Now that we’ve made it to the summer of 2022, about 2 and a half years after the pandemic started in the U.S., it’s safe to say no one misses the constant media coverage for much of 2021 pitting the vaccinated against the unvaccinated. In a news feature from earlier this month, Nature examines how well COVID vaccine mandates worked to increase vaccination rates.
At a look across the globe, some countries required vaccinations for entry into public venues or as a requirement for school entry or employment, especially in health care and federal government sectors. Others like Greece and Italy fined the elderly for being unvaccinated.
In Italy, anyone over 50 years old was fined the equivalent of $105 U.S. dollars if not vaccinated. Greece passed a law last November to fine anyone over age 60 who remained unvaccinated but then withdrew it in April. Singapore went so far as to make any unvaccinated person pay for their own COVID-19-related health care.
Did vaccine mandates that spread across the world actually work to increase the number of people vaccinated? In a case-control study where physician Dariusz Walkowiak of Poznan University of Medical Sciences in Poland looked at vaccination rates in Poland and its neighboring Lithuania, vaccine mandates seemed to work when the measure of success is an increased vaccination rate. Lithuania, which implemented a vaccine mandate for getting into public spaces, had a 12% increase in vaccination coverage compared to the less-strict Poland.
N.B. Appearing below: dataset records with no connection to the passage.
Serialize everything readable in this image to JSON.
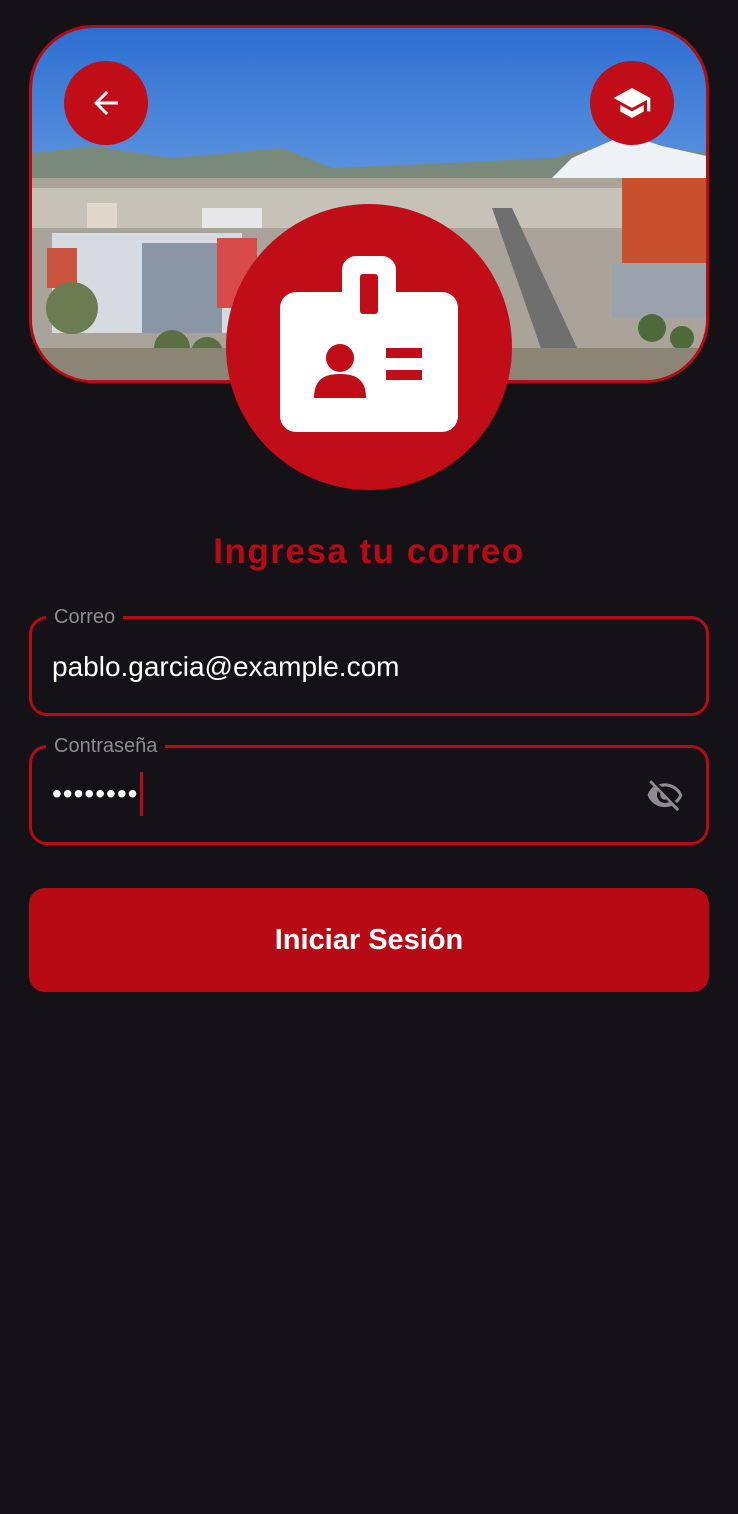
{
  "header": {
    "back_icon": "arrow-left-icon",
    "graduation_icon": "graduation-cap-icon",
    "banner_image": "campus-cityscape-with-volcano",
    "badge_icon": "id-badge-icon"
  },
  "form": {
    "title": "Ingresa tu correo",
    "email": {
      "label": "Correo",
      "value": "pablo.garcia@example.com"
    },
    "password": {
      "label": "Contraseña",
      "masked_value": "••••••••",
      "visibility_icon": "eye-slash-icon"
    },
    "submit_label": "Iniciar Sesión"
  },
  "colors": {
    "accent": "#b80a15",
    "background": "#141217",
    "text": "#ffffff",
    "label": "#8e8a90"
  }
}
Researchers in an examination of vaccine policies in Canada estimated that mandates led to an increase of roughly 2.9% more Canadians getting vaccinated. Increases in vaccination rates were starker when there was less time between announcing the policy and implementing it and when pre-policy vaccination rates were lower.
Other studies found no significant increase in vaccination rates in Germany in early mandates until they expanded to the workplace, at which time researchers found a 6.2% jump in vaccinations.
Researchers like Shih En Lu, an economist at Simon Fraser University in Canada, wonder if increased vaccine uptake after mandates comes from mandates overcoming people’s vaccine hesitancy or their complacency about COVID. When people have to choose between getting vaccinated or losing their source of income to pay their bills and put food on the table, is it really much of a surprise that vaccine mandates would increase the number of people getting vaccinated?
Interestingly, vaccine mandates didn’t have this effect in all countries. When the U.K. in June of 2021 announced a vaccine mandate for all care-home workers and National Health Service (NHS) employees and then attempted to enforce it the following November, they lost 5% of their care-home labor force—roughly 26,000 people. The U.K. withdrew its NHS policy after many protests.
“Across the board, there really wasn’t a clear explanation of what the objectives were,” stated Maxwell Smith, a bioethicist and lead author of the WHO’s ethics guidelines for COVID vaccine mandates. A lack of clear vaccine policy objectives fuels public distrust. What were the objectives with these mandates: to increase safety in public spaces, to reduce overall viral transmission, or simply to increase vaccination rates?